Heat 3 tablespoons of the olive oil in a large deep skillet over medium high heat. Add the onions and peppers and cook, stirring frequently, until they are soft and fragrant, about 10 minutes. You can add ¼ cup of water to the pan when they begin to get soft to speed up the cooking process. Continue cooking until the moisture is all absorbed, and peppers and onions are very soft and lightly caramelized.
Add the chicken and Cajun seasoning to the pan and cook, stirring until everything is evenly coated. Remove from heat and set aside.
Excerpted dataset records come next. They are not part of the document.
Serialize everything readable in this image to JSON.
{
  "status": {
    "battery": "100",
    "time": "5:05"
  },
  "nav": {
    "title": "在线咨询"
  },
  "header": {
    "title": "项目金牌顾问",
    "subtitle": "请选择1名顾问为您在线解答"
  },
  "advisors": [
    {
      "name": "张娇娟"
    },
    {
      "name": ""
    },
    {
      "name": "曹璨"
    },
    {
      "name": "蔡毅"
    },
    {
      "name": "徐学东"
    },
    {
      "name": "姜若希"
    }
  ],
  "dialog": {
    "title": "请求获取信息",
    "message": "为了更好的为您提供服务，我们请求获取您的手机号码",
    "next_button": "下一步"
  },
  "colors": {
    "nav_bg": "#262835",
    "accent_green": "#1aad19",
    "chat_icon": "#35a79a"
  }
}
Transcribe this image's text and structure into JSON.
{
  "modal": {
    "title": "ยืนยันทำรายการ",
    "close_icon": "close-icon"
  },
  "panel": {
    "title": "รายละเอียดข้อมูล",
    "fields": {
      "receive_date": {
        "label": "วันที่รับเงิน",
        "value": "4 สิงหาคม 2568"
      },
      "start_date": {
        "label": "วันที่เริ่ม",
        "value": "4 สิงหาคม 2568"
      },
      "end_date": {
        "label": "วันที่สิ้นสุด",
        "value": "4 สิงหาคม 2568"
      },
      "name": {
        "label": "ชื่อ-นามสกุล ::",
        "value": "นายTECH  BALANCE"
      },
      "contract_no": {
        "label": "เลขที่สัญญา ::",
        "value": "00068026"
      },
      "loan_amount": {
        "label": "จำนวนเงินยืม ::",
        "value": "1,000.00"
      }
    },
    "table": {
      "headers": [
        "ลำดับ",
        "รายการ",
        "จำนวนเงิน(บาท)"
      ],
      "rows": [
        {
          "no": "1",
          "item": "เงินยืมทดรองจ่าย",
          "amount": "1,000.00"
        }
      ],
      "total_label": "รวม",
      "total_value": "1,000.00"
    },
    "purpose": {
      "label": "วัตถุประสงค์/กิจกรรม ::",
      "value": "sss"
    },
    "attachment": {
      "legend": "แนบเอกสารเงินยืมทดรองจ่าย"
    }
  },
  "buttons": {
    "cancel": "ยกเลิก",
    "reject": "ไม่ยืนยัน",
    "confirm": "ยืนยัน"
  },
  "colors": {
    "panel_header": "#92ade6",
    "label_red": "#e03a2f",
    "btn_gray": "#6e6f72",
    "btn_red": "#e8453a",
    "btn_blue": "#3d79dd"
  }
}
Spread ¼ cup of the olive oil in a 10” x 15” sheet pan. Place 6 of the tortillas in the pan so that half of the tortilla is in the pan and the other half is hanging over the edge. Tortillas should be overlapping and the bottom of the sheet pan should be completely covered.
Spread 2 cups of the cheese over the tortillas (only the part that is inside the pan). Top the cheese evenly with all of the chicken and pepper filling, followed by the black beans, the salsa, and the remaining 2 cups of shredded cheese.
Fold in the ‘flaps’ of tortilla that are hanging over the edge of the pan. There will be an area in the center where the filling is still exposed. Place the last tortilla over the center to cover completely. Spread the remaining ¼ cup of olive oil over the top of the tortillas.
Place another sheet pan on top of the quesadillas and press to flatten everything to an even thickness. Place the quesadillas (leaving the second sheet pan on top) in the preheated oven and bake for 20 minutes. Remove the top sheet pan and bake for 5-7 minutes more until the tortillas are golden brown and crispy.
Let sit for 10 minutes. Slice and serve with sour cream on the side and garnish with cilantro.